"Austerity is Insane"
Nicholas Caleb
Last night, the City of Portland held budget hearings at Montgomery Park. Several hundred people attended; so many that testimony had to be limited to a minute. There was incredible energy in the room and impassioned testimony by community members highlighted the programs that will be severely impacted if cuts proceed as expected. One person in particular, Robin Hahnel -- currently a professor of Economics at Portland State and author of many books including Of The People, By The People: The Case For A Participatory Economy -- spoke so persuasively that the audience overruled the request of council for him to heed the one minute limit. His testimony deserves to be published in full:
When there is still much too much unemployment and no imminent danger of inflation, fiscal austerity is insane! Economic theory predicts it. History proves it. And any competent economist who is not in the service of the 1% will tell you as much.
Five years after the financial crisis of 2008 unemployment remains intolerably high – higher in Oregon than elsewhere. And there is a real danger that government budget cuts will send us back into negative growth and recession, while there is no danger of inflation in the foreseeable future.
In this context for our elected officials in Washington to be focused on long-run deficit reduction -- instead of fiscal stimulus to get people back to work, increase production and income, and thereby increase tax revenues as well – and for our President to volunteer to cut social security benefits – even though the social security trust fund is NOT in deficit and will be solvent for decades – is not only mean spirited, it is bad economics. And make no mistake about it, whether political gridlock leaves us with the cuts meted out by sequestration, or Congress and the White House finally agree on a new budget, the outcome will be more austerity coming out of Washington either way.
Similarly, for legislators in Salem to be arguing over what to cut in the State budget, by how much, is terribly counterproductive. And for local politicians like you here in Portland to be choosing how to cut different programs because revenues are down is tragic.
I know Portland City Counselors don’t get to vote in Washington or in Salem. I know that your fellow politicians in Washington and Salem who persist in counterproductive fiscal austerity have dealt you a bad hand to play from. But you do not serve the citizens of Portland when you merely sit in judgment over which public services and local initiatives will be sacrificed on the altar of austerity. That is not a productive use of your time.
Instead we need you to do two things that are far more productive.
We need you to press your political colleagues in Washington and Salem to do an about face – to address the real problem of unemployment and the real danger of sliding back into full-blown recession, and to stop their austerity nonsense.

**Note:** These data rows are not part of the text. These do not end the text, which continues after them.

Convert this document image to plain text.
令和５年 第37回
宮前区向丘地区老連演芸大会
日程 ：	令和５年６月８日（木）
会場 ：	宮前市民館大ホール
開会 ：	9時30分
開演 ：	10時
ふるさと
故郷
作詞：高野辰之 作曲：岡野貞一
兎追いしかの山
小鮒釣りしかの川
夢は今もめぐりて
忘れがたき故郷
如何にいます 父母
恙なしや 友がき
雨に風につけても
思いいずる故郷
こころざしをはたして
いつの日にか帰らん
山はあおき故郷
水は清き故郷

While you do not vote in Washington or Salem, you do belong to the same political parties as the Portland delegations to Washington and Salem. You need to let them know in no uncertain terms that political decisions coming out of Washington and Salem are making it impossible for you to do your job, which is to provide decent public services for the citizens Portland. While it is Republicans who have led the austerity charge, the focus on austerity rather than stimulus in both Washington and Salem would never have been this successful had Democrats not failed to standup firmly in opposition, denouncing it for the mean spirited, counterproductive policy that it is – and that includes some Democrats in Portland’s delegations to Washington and Salem who have aided and abetted the rightwing austerity stampede. Of course we voters in Portland must increase our pressure on our representatives in Washington and Salem -- some of whom have been AWOL in the war to revive our economy -- but frankly each of you has more clout with them than each of us does. We need you to help us hold their feet to the fire.
We also need you to stop focusing on what parts of the city and county budgets to cut, and focus instead on how to raise more revenue from those who can best afford it here in Portland and Multnomah County so that every choice is no longer a Faustian bargain.
While elected officials understandably shy away from recommending increases in taxes or fees, you should also fear the wrath of voters when you tell us you are going to cut programs we desperately need and deserve!
Right now it is far more useful for you to focus on how to raise local revenues to avoid further cuts, and how to do it in a way that does not further penalize those who can least afford it. Increasing Trimet fares and charging a head tax per household to keep art teachers in the schools are not how we should be raising revenues in Portland. Lack of leadership from you on the revenue front is partly responsible for those poor stop-gap measures. If you lack for good ideas you should hold hearings on how to increase local revenues fairly instead of hearings like this over what to cut, by how much. If you do, I will be happy to bring a delegation of local economists to testify with a list of better alternatives.